Was he robbing a store or attacking innocent citizens? No, police arrested Garner supposedly for selling untaxed cigarettes. The strong-arm arresting process claimed Garner’s life, all over the sale of 75-cent loose cigarettes or “loosies.”
High taxes produce underground markets for goods and services, and when these taxes are hiked, smuggling increases. Nowhere is this illustrated more clearly than in New York City.
In the name of cutting smoking rates, New York has the highest state cigarette tax at $4.35 per pack. New York City piles on an additional local cigarette tax of $1.50 per pack. Since 2006, the cigarette tax in New York state has been raised 190 percent. In response, cigarette smuggling there increased 59 percent. More than half of all cigarettes consumed in New York state are smuggled, according to a 2014 report by the Mackinac Center for Public Policy.
Garner chose to participate in the booming underground cigarette market as a smuggler. Since 2009, he had been arrested eight times for selling loosies, which are popular among people who can’t afford a full pack because of the excessive taxes.

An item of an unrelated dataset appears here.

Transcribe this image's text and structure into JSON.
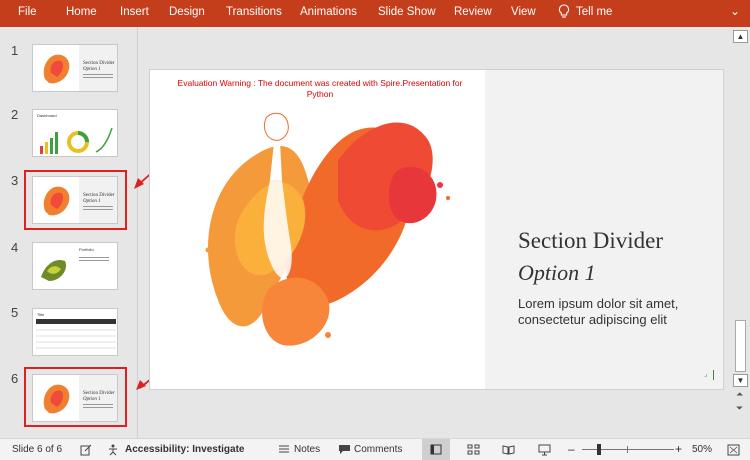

In January 2014, tough new penalties for selling untaxed cigarettes took effect in New York City. In July, emboldened by the new law, the city’s highest-ranking uniformed cop, Philip Banks, issued an order to crack down on loosie sales days before Garner died.
These events confirm that police are ultimately the enforcers of the tax code, and every vote for higher taxes gives police increased authority to exert more force on citizens in more situations. Higher excise taxes inevitably lead to more violent clashes between police and smugglers.
Americans have a long tradition of smuggling to avoid taxes. Some Founding Fathers were smugglers. John Hancock, for example, operated one of the largest smuggling operations in the American Colonies in order to avoid British trade taxes. Hancock smuggled glass, paper, French molasses, Dutch tea, rum, wine and tobacco.
In some respects, the current situation is worse than Colonial times because Americans are imposing this oppressive, violent system on themselves. From black markets in cigarettes to black markets in drugs, today police ride herd over voluntary exchanges between individuals in American communities and kill smugglers on the streets. Garner was another victim of this immoral system — “collateral damage” in New York’s war on tobacco.
New York City Police Commissioner William Bratton wants the public to think that officer retraining on arrest procedures will fix the problem. However, Commissioner Bratton and other city officials choose to ignore the true cause: Current laws create too many situations that put police in conflict with citizens over consensual, nonviolent activities.
Eliminating punitive cigarette taxes would shrink the underground market and help redirect police resources to combating real crimes of force and violence, rather than empowering police to employ violence in the name of tax collection.
Lawrence J. McQuillan is senior fellow and director of the Center on Entrepreneurial Innovation at the Independent Institute (independent.org).